TD is caused by persistent D2 receptor blockade that leads to synthesis of more D2 receptors resulting in increased sensitivity to dopamine. Instead of parkinsonism from excessive D2 blockade, the increased sensitivity for dopamine leads to the opposite reaction – involuntary hyperkinetic movements (Stahl 2021). It is possible to have acute extrapyramidal symptoms superimposed on a background of TD.

In addition to regularly assessing for acute extrapyramidal symptoms at every visit, all clinicians should use the Abnormal Involuntary Movement Scale (AIMS) at minimum every six months for patients at elevated risk for TD and yearly for anyone else on antipsychotic treatment. Additionally, the patient, family members, and friends should receive education about TD and be asked to report any concerning observations. It is possible to complete most of the AIMS in a video visit if the camera and the patient are carefully positioned. Using the AIMS helps clinicians track the longitudinal course of TD and its response to treatment. There is no specific TD diagnostic threshold score on the AIMS, but it can help distinguish between mild, moderate, and severe presentations (APA 2022).

Management:

If the D2 antagonist is discontinued immediately after onset of TD symptoms, symptoms may resolve. However, discontinuing the antipsychotic is not an option for many people because of the risk of worsening mental health (Stahl 2021).

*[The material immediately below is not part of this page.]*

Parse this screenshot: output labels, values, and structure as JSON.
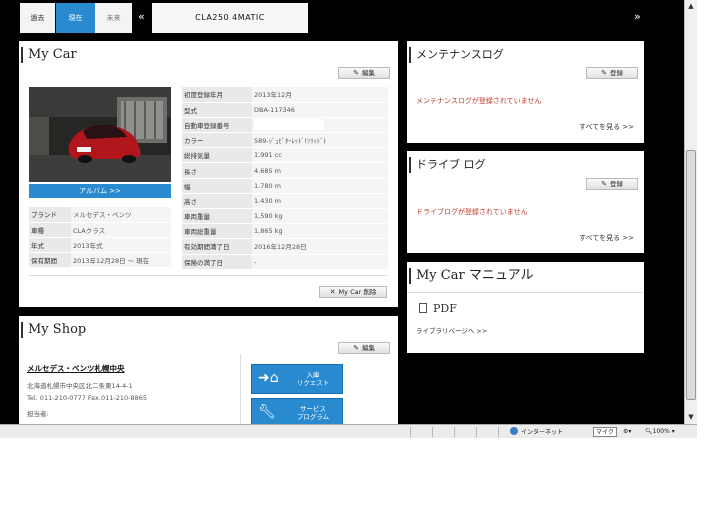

Clozapine is the antipsychotic of choice for individuals with refractory schizophrenia and has a very low propensity for causing TD. In fact, unlike with other antipsychotics, there is some evidence that it could reduce TD symptoms. Switching treatment to clozapine is an option for management of psychosis in patients who have developed TD, particularly if they are not sufficiently stabilized on their current treatment regimen (Wong 2022).

Vesicular monoamine transporter 2 (VMAT2) inhibitors are a treatment option for TD and should be started for individuals who have moderate or severe TD and considered in individuals with mild TD if accompanied by disability or impaired social function. Due to their longer half-life, deutetrabenazine or valbenazine are preferred over tetrabenazine. Tetrabenazine and deutetrabenazine are contraindicated in individuals with hepatic impairment. Sedation is the primary side effect of VMAT2 inhibitors. Tetrabenazine can also result in other extrapyramidal effects, insomnia, anxiety, nausea, and falls (APA 2022). Clinicians should review the package insert of VMAT2 inhibitors prior to prescribing them.

Many medications used for EPS, including VMAT2 inhibitors (deutetrabenazine, valbenazine), have limited pediatric data and may lack FDA approval for use in children. Clinicians should clearly communicate these limitations to caregivers, utilize cautious dosing approaches, and involve pediatric psychiatric specialists or pediatric neurologists for treatment initiation and monitoring.